= Gunda Beeg =

German reformer and editor

Gunda Beeg *(1858-1913) was one of the founding members of the women's dress reform movement in late 19th early 20th century Germany.

==Biography==
Beeg came from a family of action takers. Her grandfather was the founder of the Germanic Museum in Nuremberg, Baron Aufsess. Her father was the director of the Kunstgewerbe, Nuremberg Museum of Industrial Arts, and her mother was the founder of the School for Women's Work in Nuremberg. It is in said school that Beeg attained all her training.

When her time came, Beeg helped found the first German organization for the improvement of women's dress. She and other dress reformers were interested in not only the aesthetic and practical evolution of clothing but also in thinking of women's emancipation through the clothing they wore.

The German telephone and postal service employed over 25,000 women in their organization. These women were expected to wear a blouse as part of their mandatory uniform, which, due to its design, required them to wear corsets underneath. A union was formed in 1912, Union of Women Telephone and Telegraph Employees, that partnered with the Berlin office of the dress reform organization in order to help get an improved uniform introduced. The proposed reformed blouse was both designed and executed by Beeg.
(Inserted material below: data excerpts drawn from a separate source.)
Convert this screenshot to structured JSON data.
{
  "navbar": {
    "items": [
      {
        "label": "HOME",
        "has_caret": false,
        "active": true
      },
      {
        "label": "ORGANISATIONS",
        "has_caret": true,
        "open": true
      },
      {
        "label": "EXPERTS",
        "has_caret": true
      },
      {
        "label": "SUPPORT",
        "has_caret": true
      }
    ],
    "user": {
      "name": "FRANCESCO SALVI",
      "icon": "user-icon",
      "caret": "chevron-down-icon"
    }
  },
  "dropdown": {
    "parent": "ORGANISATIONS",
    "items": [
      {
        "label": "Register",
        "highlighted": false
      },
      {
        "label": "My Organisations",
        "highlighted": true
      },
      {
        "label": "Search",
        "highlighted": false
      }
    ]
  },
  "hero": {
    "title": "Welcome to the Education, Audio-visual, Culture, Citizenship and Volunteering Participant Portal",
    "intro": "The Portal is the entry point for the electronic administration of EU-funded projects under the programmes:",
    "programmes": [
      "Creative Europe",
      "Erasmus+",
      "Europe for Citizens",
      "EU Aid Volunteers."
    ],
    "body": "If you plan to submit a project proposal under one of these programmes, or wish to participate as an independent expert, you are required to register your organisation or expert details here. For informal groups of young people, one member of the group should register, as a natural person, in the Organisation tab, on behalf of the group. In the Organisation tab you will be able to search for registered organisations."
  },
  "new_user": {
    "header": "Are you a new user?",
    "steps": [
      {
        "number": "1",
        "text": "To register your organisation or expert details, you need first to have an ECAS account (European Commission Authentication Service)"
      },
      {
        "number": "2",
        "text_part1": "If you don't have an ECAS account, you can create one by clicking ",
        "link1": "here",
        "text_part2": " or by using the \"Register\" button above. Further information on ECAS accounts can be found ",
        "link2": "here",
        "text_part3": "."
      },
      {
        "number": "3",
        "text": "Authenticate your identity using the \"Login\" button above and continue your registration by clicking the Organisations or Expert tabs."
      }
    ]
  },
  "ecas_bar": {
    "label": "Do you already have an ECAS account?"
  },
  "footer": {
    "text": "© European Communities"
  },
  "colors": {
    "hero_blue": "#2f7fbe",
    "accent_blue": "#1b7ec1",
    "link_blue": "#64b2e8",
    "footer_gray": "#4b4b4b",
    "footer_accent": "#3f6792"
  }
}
Once the design was complete, one of the larger telephone exchanges tried it out for a year by making it an “optional alternative to the old-fashioned ‘squeezer.' The young women preferred it so overwhelmingly that it was officially adopted as a civil service uniform at the end of the trial year.”

==Publications==
In addition to all her work in dress reform, Beeg also produced a textbook, in a series of volumes, on the fashion world called Lehrbücher der Modenwelt. She collaborated with Hedwig Lechner on the project.